In order to establish an instantaneous displacement current of `1 mA` in the space between the plates of `2 mu F` parallel plate capacitor, the rate of change of potential difference needed to be applied is

To solve the problem of finding the rate of change of potential difference required to establish an instantaneous displacement current of 1 mA in a parallel plate capacitor of capacitance 2 µF, we can follow these steps: ### Step-by-Step Solution: 1. **Understand the Concept of Displacement Current**: The displacement current \( I_d \) is related to the rate of change of electric flux.

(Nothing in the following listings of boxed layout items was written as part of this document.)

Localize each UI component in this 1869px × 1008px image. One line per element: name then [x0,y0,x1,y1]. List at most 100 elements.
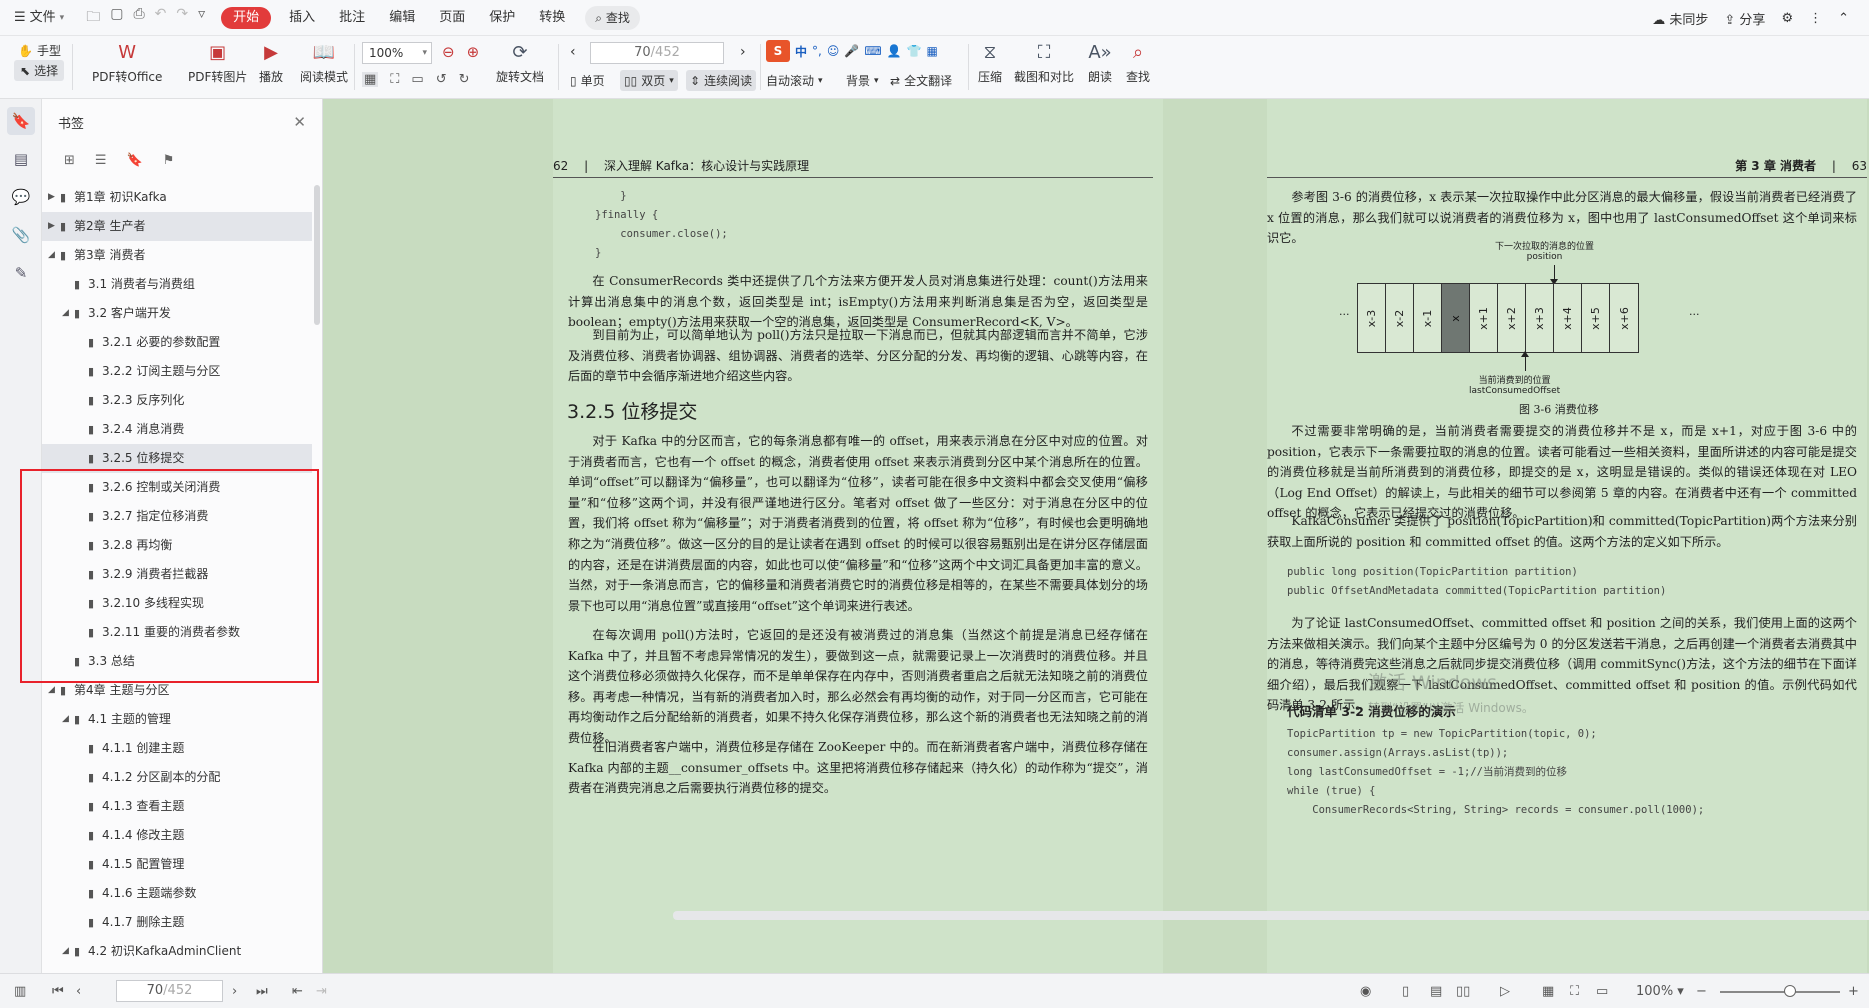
expand-arrow-icon[interactable]: ▶ [48,183,58,212]
search-button[interactable]: ⌕ 查找 [585,5,640,30]
mic-icon[interactable]: 🎤 [844,44,859,58]
continuous-read-button[interactable]: ⇕ 连续阅读 [686,70,757,91]
bookmark-item[interactable]: ▮ 4.1.4 修改主题 [42,821,312,850]
fit-page-icon[interactable]: ⛶ [390,72,399,87]
single-view-icon[interactable]: ▯ [1402,974,1409,1008]
zoom-out-status-icon[interactable]: − [1696,974,1707,1008]
attachment-icon[interactable]: 📎 [7,221,35,249]
open-folder-icon[interactable]: 🗀 [86,6,100,30]
bookmark-icon[interactable]: ⚑ [163,153,175,168]
rotate-right-icon[interactable]: ↻ [459,72,470,87]
outline-icon[interactable]: ☰ [95,153,107,168]
close-icon[interactable]: ✕ [293,113,306,131]
background-button[interactable]: 背景 ▾ [846,72,879,89]
zoom-out-icon[interactable]: ⊖ [442,43,455,61]
bookmark-item[interactable]: ▮ 3.2.2 订阅主题与分区 [42,357,312,386]
next-page-icon[interactable]: › [740,44,746,60]
bookmark-item[interactable]: ▮ 4.1.5 配置管理 [42,850,312,879]
punctuation-icon[interactable]: °, [812,44,822,58]
status-zoom-select[interactable]: 100% ▾ [1636,974,1684,1008]
bookmark-panel-icon[interactable]: 🔖 [7,107,35,135]
sogou-ime-icon[interactable]: S [766,40,790,62]
expand-arrow-icon[interactable]: ▶ [48,212,58,241]
zoom-slider-knob[interactable] [1784,985,1796,997]
save-icon[interactable]: ▢ [110,6,123,30]
toggle-sidebar-icon[interactable]: ▥ [14,974,26,1008]
actual-size-icon[interactable]: ▦ [362,72,379,87]
play-button[interactable]: ▶ 播放 [259,40,283,85]
bookmark-item[interactable]: ▮ 3.1 消费者与消费组 [42,270,312,299]
collapse-ribbon-icon[interactable]: ⌃ [1838,11,1849,26]
bookmark-item[interactable]: ▮ 4.1.3 查看主题 [42,792,312,821]
zoom-slider[interactable] [1720,985,1840,997]
thumbnail-icon[interactable]: ▤ [7,145,35,173]
status-page-input[interactable]: 70/452 [116,980,223,1002]
actual-size-status-icon[interactable]: ▦ [1542,974,1554,1008]
rotate-document-button[interactable]: ⟳ 旋转文档 [496,40,544,85]
forward-icon[interactable]: ⇥ [316,974,327,1008]
prev-page-icon[interactable]: ‹ [570,44,576,60]
screenshot-compare-button[interactable]: ⛶ 截图和对比 [1014,40,1074,85]
comment-icon[interactable]: 💬 [7,183,35,211]
redo-icon[interactable]: ↷ [176,6,188,30]
collapse-arrow-icon[interactable]: ◢ [62,299,72,328]
zoom-in-status-icon[interactable]: + [1848,974,1859,1008]
bookmark-item[interactable]: ▮ 4.1.1 创建主题 [42,734,312,763]
full-translate-button[interactable]: ⇄ 全文翻译 [890,72,952,89]
first-page-icon[interactable]: ⏮ [52,974,64,1008]
tab-convert[interactable]: 转换 [527,0,577,36]
undo-icon[interactable]: ↶ [155,6,167,30]
bookmark-item[interactable]: ◢ ▮ 4.1 主题的管理 [42,705,312,734]
read-mode-button[interactable]: 📖 阅读模式 [300,40,348,85]
tab-insert[interactable]: 插入 [277,0,327,36]
eye-protect-icon[interactable]: ◉ [1360,974,1371,1008]
zoom-in-icon[interactable]: ⊕ [467,43,480,61]
bookmarks-scrollbar[interactable] [314,185,320,325]
grid-icon[interactable]: ▦ [927,44,938,58]
fit-page-status-icon[interactable]: ⛶ [1570,974,1579,1008]
tab-annotate[interactable]: 批注 [327,0,377,36]
emoji-icon[interactable]: ☺ [827,44,840,58]
page-number-input[interactable]: 70/452 [590,42,724,64]
shirt-icon[interactable]: 👕 [907,44,922,58]
settings-icon[interactable]: ⚙ [1781,11,1793,26]
double-view-icon[interactable]: ▯▯ [1456,974,1470,1008]
single-page-button[interactable]: ▯ 单页 [570,72,605,89]
pdf-to-office-button[interactable]: W PDF转Office [92,40,162,85]
zoom-select[interactable]: 100% ▾ [362,42,432,64]
read-aloud-button[interactable]: A» 朗读 [1088,40,1112,85]
horizontal-scrollbar[interactable] [673,911,1869,920]
auto-scroll-button[interactable]: 自动滚动 ▾ [766,72,823,89]
collapse-arrow-icon[interactable]: ◢ [48,241,58,270]
bookmark-item[interactable]: ▮ 4.1.6 主题端参数 [42,879,312,908]
bookmark-item[interactable]: ▮ 3.2.4 消息消费 [42,415,312,444]
continuous-view-icon[interactable]: ▤ [1430,974,1442,1008]
ime-mode[interactable]: 中 [795,43,807,60]
bookmark-item[interactable]: ▶ ▮ 第2章 生产者 [42,212,312,241]
tab-protect[interactable]: 保护 [477,0,527,36]
expand-bookmark-icon[interactable]: 🔖 [127,153,143,168]
fit-width-status-icon[interactable]: ▭ [1596,974,1608,1008]
back-icon[interactable]: ⇤ [292,974,303,1008]
sync-status[interactable]: ☁ 未同步 [1652,9,1708,28]
next-page-status-icon[interactable]: › [232,974,237,1008]
bookmark-item[interactable]: ▮ 4.2.1 基本使用 [42,966,312,973]
last-page-icon[interactable]: ⏭ [256,974,268,1008]
user-icon[interactable]: 👤 [887,44,902,58]
select-tool[interactable]: ⬉ 选择 [14,60,65,81]
fit-width-icon[interactable]: ▭ [411,72,423,87]
collapse-arrow-icon[interactable]: ◢ [62,705,72,734]
double-page-button[interactable]: ▯▯ 双页 ▾ [620,70,678,91]
file-menu[interactable]: ☰ 文件 ▾ [0,0,76,36]
print-icon[interactable]: ⎙ [133,6,144,30]
signature-icon[interactable]: ✎ [7,259,35,287]
bookmark-item[interactable]: ◢ ▮ 3.2 客户端开发 [42,299,312,328]
tab-start[interactable]: 开始 [221,6,272,29]
bookmark-item[interactable]: ◢ ▮ 4.2 初识KafkaAdminClient [42,937,312,966]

According to Maxwell's equations, the displacement current can be expressed as: \[ I_d = \epsilon_0 \frac{d\Phi_E}{dt} \] where \( \Phi_E \) is the electric flux. 2. **Express Electric Flux**: The electric flux \( \Phi_E \) through the capacitor can be expressed as: \[ \Phi_E = E \cdot A \] where \( E \) is the electric field between the plates and \( A \) is the area of the plates. 3. **Relate Electric Field to Potential Difference**: The electric field \( E \) between the plates of a capacitor is related to the potential difference \( V \) and the distance \( d \) between the plates: \[ V = E \cdot d \quad \Rightarrow \quad E = \frac{V}{d} \] 4. **Substitute Electric Field into the Flux Equation**: Substitute \( E \) into the electric flux equation: \[ \Phi_E = \frac{V}{d} \cdot A \] 5. **Differentiate Electric Flux**: Taking the derivative of electric flux with respect to time gives: \[ \frac{d\Phi_E}{dt} = \frac{A}{d} \frac{dV}{dt} \] 6. **Substitute into the Displacement Current Equation**: Now substitute \( \frac{d\Phi_E}{dt} \) back into the displacement current equation: \[ I_d = \epsilon_0 \frac{A}{d} \frac{dV}{dt} \] 7. **Express Capacitance**: Recall that the capacitance \( C \) of a parallel plate capacitor is given by: \[ C = \frac{\epsilon_0 A}{d} \] Therefore, we can rewrite the equation for displacement current as: \[ I_d = C \frac{dV}{dt} \] 8. **Rearranging for \( \frac{dV}{dt} \)**: Rearranging gives: \[ \frac{dV}{dt} = \frac{I_d}{C} \] 9. **Substituting Known Values**: Now substitute the given values: - \( I_d = 1 \, \text{mA} = 1 \times 10^{-3} \, \text{A} \) - \( C = 2 \, \mu\text{F} = 2 \times 10^{-6} \, \text{F} \) Thus, \[ \frac{dV}{dt} = \frac{1 \times 10^{-3}}{2 \times 10^{-6}} = \frac{1}{2} \times 10^{3} = 500 \, \text{V/s} \] ### Final Answer: The rate of change of potential difference needed to establish an instantaneous displacement current of 1 mA is: \[ \frac{dV}{dt} = 500 \, \text{V/s} \]